Monday, January 26, 2015

Your Browser is Lying to You

There's a little trick I do on my comic to make sharing easier. Since the content changes three times per week, if you send someone the link to "amphibian.com" and they don't click on it until 2 days later there's a good chance they'll see a different comic than you did. That's why as soon as you navigate to amphibian.com I re-write the URL to include the id of the latest comic. Then when you copy the contents of your browser's location bar into the "share" field on Facebook, everyone will see the same thing you did - even if they don't click on it for a year.

And speaking of Facebook, you may have noticed this trick there as well. When you click on a picture, it will show up larger and cover most of your news feed. If you take note of the URL in your browser, it will change to a direct link to that picture. Copy that URL and use it later, or give it to a friend, and it will take you right to that picture.

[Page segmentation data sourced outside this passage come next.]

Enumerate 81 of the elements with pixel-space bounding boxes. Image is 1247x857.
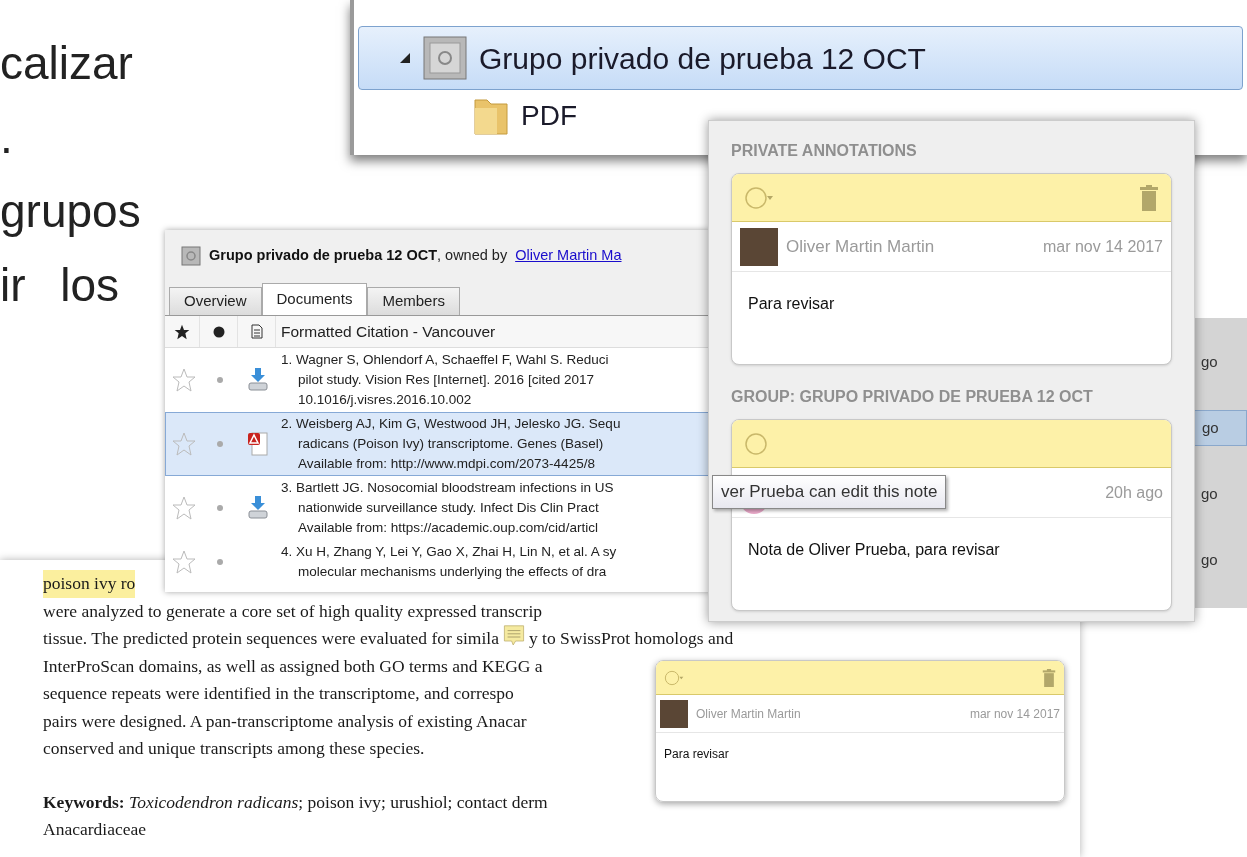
avatar-photo-placeholder	[660, 699, 688, 728]
tree-item-label: PDF	[521, 99, 577, 133]
star-icon[interactable]	[171, 432, 196, 456]
note-date: mar nov 14 2017	[969, 705, 1060, 723]
document-text: InterProScan domains, as well as assigned both GO terms and KEGG a	[43, 654, 543, 678]
note-date: mar nov 14 2017	[1042, 236, 1163, 257]
citation-text: 2. Weisberg AJ, Kim G, Westwood JH, Jelesko JG. Sequ	[281, 415, 621, 433]
expanded-triangle-icon[interactable]	[399, 52, 411, 64]
citation-text: radicans (Poison Ivy) transcriptome. Genes (Basel)	[297, 435, 605, 453]
document-text: poison ivy ro	[43, 570, 136, 598]
document-icon[interactable]	[250, 324, 263, 339]
note-text: Nota de Oliver Prueba, para revisar	[748, 540, 1001, 560]
citation-row[interactable]: 2. Weisberg AJ, Kim G, Westwood JH, Jelesko JG. Sequ radicans (Poison Ivy) transcriptome. Genes (Basel) Available from: http://www.mdpi.com/2073-4425/8	[165, 412, 710, 476]
dot-icon	[217, 559, 223, 565]
safe-icon	[423, 36, 467, 80]
citation-row[interactable]: 4. Xu H, Zhang Y, Lei Y, Gao X, Zhai H, Lin N, et al. A sy molecular mechanisms underlying the effects of dra	[165, 540, 710, 584]
note-text: Para revisar	[748, 294, 836, 314]
slide-text: ir los	[0, 258, 121, 313]
dot-icon	[217, 441, 223, 447]
folder-icon	[473, 96, 509, 136]
row-text: go	[1201, 483, 1218, 504]
slide-text: calizar	[0, 36, 134, 91]
owner-label: , owned by	[437, 246, 508, 266]
owner-link[interactable]: Oliver Martin Ma	[515, 245, 622, 267]
document-text: sequence repeats were identified in the transcriptome, and correspo	[43, 682, 514, 705]
slide-text: grupos	[0, 184, 141, 239]
section-heading: GROUP: GRUPO PRIVADO DE PRUEBA 12 OCT	[731, 387, 1094, 407]
document-text: pairs were designed. A pan-transcriptome analysis of existing Anacar	[43, 709, 527, 733]
document-text: y to SwissProt homologs and	[528, 627, 734, 650]
tree-item[interactable]: Grupo privado de prueba 12 OCT	[358, 26, 1243, 90]
author-name: Oliver Martin Martin	[696, 705, 801, 723]
document-text: conserved and unique transcripts among these species.	[43, 737, 425, 760]
keywords-text: Keywords: Toxicodendron radicans; poison ivy; urushiol; contact derm	[43, 790, 549, 814]
citation-text: nationwide surveillance study. Infect Dis Clin Pract	[297, 499, 600, 517]
star-icon[interactable]	[174, 323, 190, 340]
circle-dropdown-icon[interactable]	[744, 185, 774, 210]
pdf-file-icon[interactable]	[247, 431, 269, 457]
download-icon[interactable]	[247, 496, 269, 520]
circle-dropdown-icon[interactable]	[664, 669, 684, 686]
note-text: Para revisar	[664, 746, 730, 763]
tab[interactable]: Documents	[261, 283, 368, 315]
tree-item-label: Grupo privado de prueba 12 OCT	[479, 40, 926, 77]
list-row[interactable]: go	[1191, 344, 1247, 380]
row-text: go	[1201, 549, 1218, 570]
citation-text: 3. Bartlett JG. Nosocomial bloodstream infections in US	[281, 479, 614, 497]
citation-text: 1. Wagner S, Ohlendorf A, Schaeffel F, Wahl S. Reduci	[281, 351, 609, 369]
circle-icon[interactable]	[744, 431, 768, 456]
download-icon[interactable]	[247, 368, 269, 392]
document-text: tissue. The predicted protein sequences were evaluated for simila	[43, 627, 499, 650]
note-date: 20h ago	[1105, 482, 1163, 503]
trash-icon[interactable]	[1139, 184, 1159, 211]
keywords-text: Anacardiaceae	[43, 817, 147, 841]
citation-text: 10.1016/j.visres.2016.10.002	[297, 391, 473, 409]
citation-text: Available from: https://academic.oup.com/cid/articl	[297, 519, 599, 537]
slide-text: .	[0, 110, 14, 165]
document-text: were analyzed to generate a core set of high quality expressed transcrip	[43, 599, 542, 623]
tab[interactable]: Members	[367, 287, 460, 315]
citation-row[interactable]: 3. Bartlett JG. Nosocomial bloodstream infections in US nationwide surveillance study. Infect Dis Clin Pract Available from: https://academic.oup.com/cid/articl	[165, 476, 710, 540]
tab[interactable]: Overview	[169, 287, 262, 315]
star-icon[interactable]	[171, 368, 196, 392]
citation-row[interactable]: 1. Wagner S, Ohlendorf A, Schaeffel F, Wahl S. Reduci pilot study. Vision Res [Internet]. 2016 [cited 2017 10.1016/j.visres.2016.10.002	[165, 348, 710, 412]
star-icon[interactable]	[171, 496, 196, 520]
dot-icon	[217, 377, 223, 383]
safe-icon	[181, 246, 201, 266]
dot-icon[interactable]	[212, 325, 225, 338]
avatar-photo-placeholder	[740, 227, 778, 266]
tree-item[interactable]: PDF	[358, 90, 585, 142]
dot-icon	[217, 505, 223, 511]
citation-text: molecular mechanisms underlying the effects of dra	[297, 563, 608, 581]
list-row[interactable]: go	[1191, 476, 1247, 512]
citation-text: pilot study. Vision Res [Internet]. 2016 [cited 2017	[297, 371, 595, 389]
group-title: Grupo privado de prueba 12 OCT	[209, 246, 437, 266]
citation-text: Available from: http://www.mdpi.com/2073-4425/8	[297, 455, 596, 473]
citation-text: 4. Xu H, Zhang Y, Lei Y, Gao X, Zhai H, Lin N, et al. A sy	[281, 543, 617, 561]
section-heading: PRIVATE ANNOTATIONS	[731, 141, 918, 161]
author-name: Oliver Martin Martin	[786, 235, 935, 258]
star-icon[interactable]	[171, 550, 196, 574]
list-row[interactable]: go	[1191, 542, 1247, 578]
row-text: go	[1202, 417, 1219, 438]
row-text: go	[1201, 351, 1218, 372]
trash-icon[interactable]	[1042, 668, 1056, 687]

You are looking at www.facebook.com...
...but click on that picture and the URL changes!

But technically speaking, your browser never left the page it was on before you clicked on the image. Just like amphibian.com doesn't redirect you to a new URL when you first visit the site or even when you navigate around using the "Previous" and "Next" links - the URL bar can lie to you!

Doing this yourself is fairly simple. Look at this code:

var newPath = "whatnot";
if (history.replaceState) {
    history.replaceState({
        nowShowing: newPath,
        yourData: "whatever you need",
        storeIt: "in this object"
    }, "page title not really used", newPath);
} else {
    // you are using an old Internet Explorer
}

The history.replaceState function is what makes the magic happen. You should check to see if it exists (I still hate you, IE 9) before calling it, but I haven't found a good fallback option or polyfill. There are some that try, but in my opinion they aren't worth the hassle. Anyway, let's unpack this a little. The replaceState function takes 3 parameters. The first is an object. Any object you want. More on this later. The second parameter is the page title for the new URL. Nothing is really done with this, but it may be used someday according to the browser documentation. Just put some text in here and forget about it. The third parameter is the new path. In my example it's "whatnot" - so if you were to execute this on www.example.com, the URL would change to www.example.com/whatnot.

Alright, so what's up with that generic, whatever-you-want, first parameter object? It comes into play when the browser's back button gets used after you've changed the URL. To have consistent behavior, you need to handle what happens when the user wants to return to where they were before you changed the URL. For example, I change the URL to www.example.com/whatnot, based on something on which the user clicked. Then I change it to www.example.com/something when they click on something else. Then they hit the back button. The browser takes them back to www.example.com/whatnot - but they didn't really never left the page. I have to know how to re-create what I had on the screen when I made up the /whatnot path in the first place.

To handle situations like this, bind a function to the "popstate" event on the window object. This function will be called whenever the back button is used. In it, you can access that object you made when you replaced the URL. Just put enough information in there to recreate the user experience you created the first time you changed the URL. Here's an example which uses jQuery for the even binding:

$(window).bind("popstate", function(event) {
    var s = event.originalEvent.state;
    if (s && s.nowShowing) {
        console.log("welcome back to " + s.nowShowing);
    }
});

Your object that you passed in to replaceState is now available via the event.originalEvent.state object. So when /whatnot becomes the URL again, you'll know as long as you put some identifying information in that object. In my example, the field nowShowing contained the path.

These tricks are often useful when developing something like a single-page web application and you want to gracefully handle the back button, but clearly they have other applications as well. Just another browser/JavaScript feature to think about when you are looking for creative solutions to web-based problems.